One month ago we climbed onto a plane with 12 pieces of luggage in tow to begin this next chapter. In some ways it feels like our life in Chicago is part of some distant past. We have brushed off our Spanish and jumped into life here in Quito once again. Our kids have quickly learned to not ask for glasses of water from the faucet and (grandparents avert your eyes) are relishing the fact that if there is not enough space, car seats become optional. The sound of trucks rolling by, honking horns to sell tanks of gas feels comfortable and familiar and our lungs are everyday adjusting more and more to our life nearly 2 miles from sea level.
This month has been filled with the tasks of settling in, as the months to come will be as well. We have registered our visas and found a home to rent not far from the kids’ school. We have purchased a car and have made what seems like a million trips to the grocery store to start to restock our pantry and kitchen. The kids have done an evaluation at the school they will attend in the fall and we have been to the weekly IPEE devotions. We have had meals with friends to reconnect after years apart and met with the rector of the seminary to discuss and dream of future ministry plans. We’ve done a lot of paperwork and ran errand after errand after errand. I am praying that our children have more memories from the summer we moved to Ecuador other than driving in the car, waiting in the car and sitting in traffic in our car.

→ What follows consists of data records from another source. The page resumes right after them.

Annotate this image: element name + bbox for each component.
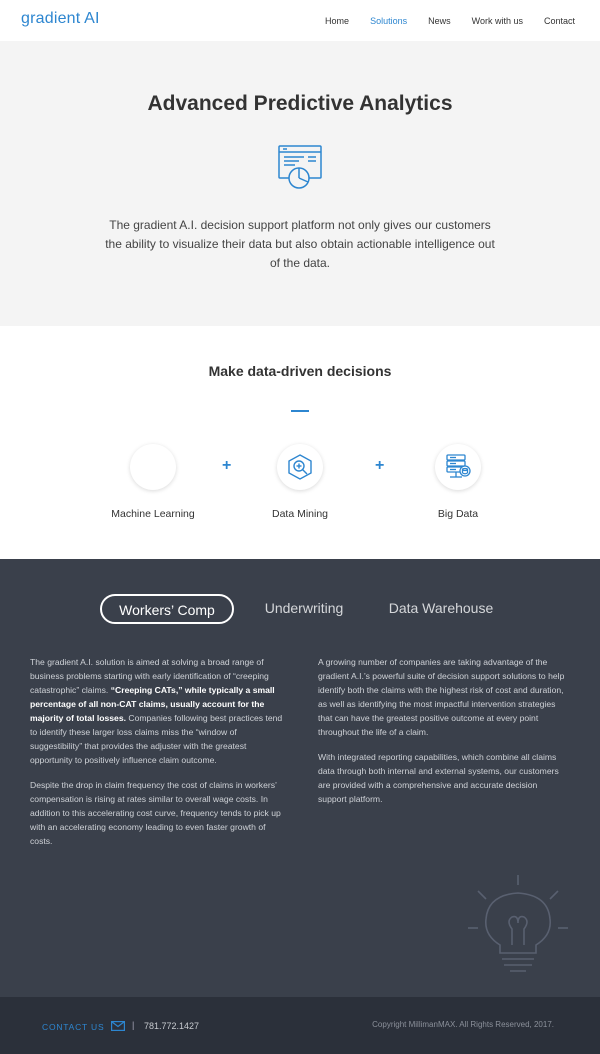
machine-learning-icon: [130, 444, 176, 490]
feature-label: Data Mining: [271, 508, 329, 520]
paragraph: Despite the drop in claim frequency the …: [30, 780, 281, 846]
plus-sign: +: [222, 457, 232, 474]
contact-us-link[interactable]: CONTACT US: [42, 1021, 126, 1033]
lightbulb-icon: [466, 873, 570, 982]
hero-description: The gradient A.I. decision support platf…: [105, 218, 495, 271]
decisions-section: Make data-driven decisions Machine Learn…: [0, 326, 600, 559]
hero-section: Advanced Predictive Analytics The gradie…: [0, 41, 600, 326]
plus-sign: +: [375, 457, 385, 474]
solutions-tabs-section: Workers’ Comp Underwriting Data Warehous…: [0, 559, 600, 997]
data-mining-icon: [277, 444, 323, 490]
tab-workers-comp[interactable]: Workers’ Comp: [100, 594, 234, 624]
copyright: Copyright MillimanMAX. All Rights Reserv…: [372, 1020, 554, 1029]
feature-label: Machine Learning: [111, 508, 195, 520]
tab-content-left-column: The gradient A.I. solution is aimed at s…: [30, 655, 290, 859]
tab-underwriting[interactable]: Underwriting: [251, 594, 357, 624]
nav-work-with-us[interactable]: Work with us: [472, 16, 523, 26]
paragraph: The gradient A.I. solution is aimed at s…: [30, 655, 290, 767]
decisions-title: Make data-driven decisions: [208, 363, 392, 379]
analytics-screen-icon: [277, 144, 323, 195]
feature-big-data: Big Data: [408, 444, 508, 520]
nav-news[interactable]: News: [428, 16, 451, 26]
paragraph: A growing number of companies are taking…: [318, 657, 565, 737]
tab-content-right-column: A growing number of companies are taking…: [318, 655, 568, 817]
site-footer: CONTACT US | 781.772.1427 Copyright Mill…: [0, 997, 600, 1054]
paragraph: With integrated reporting capabilities, …: [318, 752, 559, 804]
feature-data-mining: Data Mining: [250, 444, 350, 520]
main-nav: Home Solutions News Work with us Contact: [304, 16, 575, 26]
site-header: gradient AI Home Solutions News Work wit…: [0, 0, 600, 41]
hero-title: Advanced Predictive Analytics: [147, 92, 453, 115]
feature-label: Big Data: [437, 508, 479, 520]
contact-us-label: CONTACT US: [42, 1022, 105, 1032]
nav-solutions[interactable]: Solutions: [370, 16, 407, 26]
nav-home[interactable]: Home: [325, 16, 349, 26]
envelope-icon: [111, 1021, 126, 1033]
feature-machine-learning: Machine Learning: [103, 444, 203, 520]
phone-number[interactable]: 781.772.1427: [144, 1021, 199, 1031]
nav-contact[interactable]: Contact: [544, 16, 575, 26]
title-divider: [291, 410, 309, 412]
big-data-icon: [435, 444, 481, 490]
logo[interactable]: gradient AI: [21, 10, 100, 28]
tab-data-warehouse[interactable]: Data Warehouse: [377, 594, 505, 624]
separator: |: [132, 1020, 135, 1030]
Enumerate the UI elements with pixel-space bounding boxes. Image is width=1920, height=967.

This work of settling in feels unending at times. I thought a lot about this time of settling in when we were in our season of being uprooted in Chicago. The uprooting had a character all its own, but I knew we would be faced with yet another season of unique feelings and challenges once our feet were on Ecuadorian soil once again. I wish I could wake up tomorrow and all of our bags would be unpacked and we would have the furniture that we needed in order to do the unpacking. I wish we already knew all our neighbors and our daily rhythms demanded fewer errands to be run.

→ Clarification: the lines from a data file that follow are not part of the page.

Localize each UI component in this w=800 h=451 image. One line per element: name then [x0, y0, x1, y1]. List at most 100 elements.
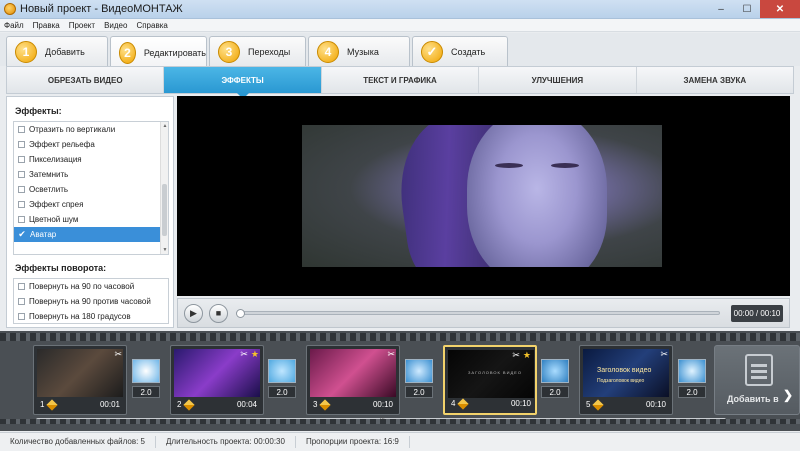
status-duration: Длительность проекта: 00:00:30 [156, 436, 296, 448]
scissors-icon[interactable]: ✂ [512, 350, 520, 361]
timeline-clip[interactable]: ✂ ★ 2 00:04 [170, 345, 264, 415]
tab-enhancements[interactable]: УЛУЧШЕНИЯ [479, 67, 637, 93]
star-icon[interactable]: ★ [251, 349, 259, 360]
checkbox-icon[interactable] [18, 313, 25, 320]
play-icon[interactable]: ▶ [184, 303, 203, 323]
effects-label: Затемнить [29, 170, 69, 179]
title-bar: Новый проект - ВидеоМОНТАЖ – ☐ ✕ [0, 0, 800, 19]
effects-item[interactable]: Цветной шум [14, 212, 168, 227]
menu-video[interactable]: Видео [104, 21, 127, 30]
clip-number: 5 [586, 400, 591, 409]
checkbox-checked-icon[interactable]: ✔ [18, 230, 26, 239]
transition[interactable]: 2.0 [541, 359, 571, 407]
app-icon [4, 3, 16, 15]
scissors-icon[interactable]: ✂ [387, 349, 395, 360]
checkbox-icon[interactable] [18, 201, 25, 208]
transition-duration: 2.0 [678, 386, 706, 398]
minimize-button[interactable]: – [708, 0, 734, 18]
menu-help[interactable]: Справка [136, 21, 167, 30]
checkbox-icon[interactable] [18, 216, 25, 223]
effects-item[interactable]: Пикселизация [14, 152, 168, 167]
step-music[interactable]: 4 Музыка [308, 36, 410, 67]
scissors-icon[interactable]: ✂ [660, 349, 668, 360]
clip-thumbnail [310, 349, 396, 397]
seek-knob[interactable] [236, 308, 245, 318]
window-title: Новый проект - ВидеоМОНТАЖ [20, 3, 183, 15]
film-icon [745, 354, 773, 386]
clip-number: 1 [40, 400, 45, 409]
step-label: Создать [451, 47, 486, 57]
pencil-icon[interactable] [457, 397, 470, 410]
effects-item[interactable]: Отразить по вертикали [14, 122, 168, 137]
menu-edit[interactable]: Правка [33, 21, 60, 30]
effects-item[interactable]: Осветлить [14, 182, 168, 197]
pencil-icon[interactable] [592, 398, 605, 411]
transition[interactable]: 2.0 [132, 359, 162, 407]
seek-track[interactable] [240, 311, 720, 315]
effects-item[interactable]: Эффект рельефа [14, 137, 168, 152]
effects-scrollbar[interactable]: ▲ ▼ [160, 122, 168, 254]
effects-item[interactable]: Эффект спрея [14, 197, 168, 212]
rotation-item[interactable]: Повернуть на 180 градусов [14, 309, 168, 323]
checkbox-icon[interactable] [18, 298, 25, 305]
checkbox-icon[interactable] [18, 156, 25, 163]
timeline-clip[interactable]: ✂ 3 00:10 [306, 345, 400, 415]
chevron-right-icon[interactable]: ❯ [783, 388, 793, 402]
checkbox-icon[interactable] [18, 283, 25, 290]
rotation-item[interactable]: Повернуть на 90 против часовой [14, 294, 168, 309]
clip-thumbnail [37, 349, 123, 397]
clip-footer: 2 00:04 [174, 398, 260, 411]
checkbox-icon[interactable] [18, 171, 25, 178]
clip-icons: ✂ [660, 349, 668, 360]
step-add[interactable]: 1 Добавить [6, 36, 108, 67]
rotation-item[interactable]: Повернуть на 90 по часовой [14, 279, 168, 294]
scroll-down-icon[interactable]: ▼ [161, 246, 168, 254]
step-edit[interactable]: 2 Редактировать [110, 36, 207, 68]
add-video-button[interactable]: Добавить в ❯ [714, 345, 800, 415]
checkbox-icon[interactable] [18, 126, 25, 133]
pencil-icon[interactable] [183, 398, 196, 411]
close-button[interactable]: ✕ [760, 0, 800, 18]
scissors-icon[interactable]: ✂ [114, 349, 122, 360]
clip-thumbnail: Заголовок видео Подзаголовок видео [583, 349, 669, 397]
timeline-clip[interactable]: Заголовок видео Подзаголовок видео ✂ 5 00:10 [579, 345, 673, 415]
step-transitions[interactable]: 3 Переходы [209, 36, 306, 67]
effects-label: Осветлить [29, 185, 69, 194]
scroll-up-icon[interactable]: ▲ [161, 122, 168, 130]
effects-item[interactable]: Затемнить [14, 167, 168, 182]
menu-file[interactable]: Файл [4, 21, 24, 30]
time-display: 00:00 / 00:10 [731, 304, 783, 322]
clip-footer: 1 00:01 [37, 398, 123, 411]
tab-effects[interactable]: ЭФФЕКТЫ [164, 67, 322, 99]
checkbox-icon[interactable] [18, 141, 25, 148]
checkbox-icon[interactable] [18, 186, 25, 193]
scissors-icon[interactable]: ✂ [240, 349, 248, 360]
pencil-icon[interactable] [319, 398, 332, 411]
step-create[interactable]: ✓ Создать [412, 36, 508, 67]
video-preview[interactable] [177, 96, 790, 296]
pencil-icon[interactable] [46, 398, 59, 411]
transition[interactable]: 2.0 [678, 359, 708, 407]
scroll-thumb[interactable] [162, 184, 167, 236]
stop-icon[interactable]: ■ [209, 303, 228, 323]
tab-text-graphics[interactable]: ТЕКСТ И ГРАФИКА [322, 67, 480, 93]
transition-thumbnail [541, 359, 569, 383]
rotation-list: Повернуть на 90 по часовой Повернуть на 9… [13, 278, 169, 324]
menu-bar: Файл Правка Проект Видео Справка [0, 19, 800, 32]
star-icon[interactable]: ★ [523, 350, 531, 361]
transition-thumbnail [268, 359, 296, 383]
tab-replace-audio[interactable]: ЗАМЕНА ЗВУКА [637, 67, 793, 93]
transition[interactable]: 2.0 [405, 359, 435, 407]
timeline-clip[interactable]: ЗАГОЛОВОК ВИДЕО ✂ ★ 4 00:10 [443, 345, 537, 415]
effects-label: Пикселизация [29, 155, 82, 164]
clip-footer: 4 00:10 [448, 397, 534, 410]
transition[interactable]: 2.0 [268, 359, 298, 407]
timeline-clip[interactable]: ✂ 1 00:01 [33, 345, 127, 415]
clip-icons: ✂ ★ [512, 350, 531, 361]
maximize-button[interactable]: ☐ [734, 0, 760, 18]
step-3-icon: 3 [218, 41, 240, 63]
tab-trim-video[interactable]: ОБРЕЗАТЬ ВИДЕО [7, 67, 165, 93]
menu-project[interactable]: Проект [69, 21, 95, 30]
effects-item[interactable]: ✔ Аватар [14, 227, 168, 242]
step-label: Редактировать [143, 47, 206, 58]
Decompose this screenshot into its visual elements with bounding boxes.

However overwhelming it can feel at times, I also believe that this season of settling in is important. We are learning to establish roots, deep roots. We are doing the sacred work of taking a house and transforming it into a home. We are remembering what it is to walk in step with our Ecuadorian neighbors and take on a cadence that is different from the place we called home for the past few years. We are doing our best to remember well all that has been accomplished in this past month when we still feel unsettled. And also to remember that often the most important is not a task to be accomplished, but who we are to others and who we are becoming in the midst of those tasks.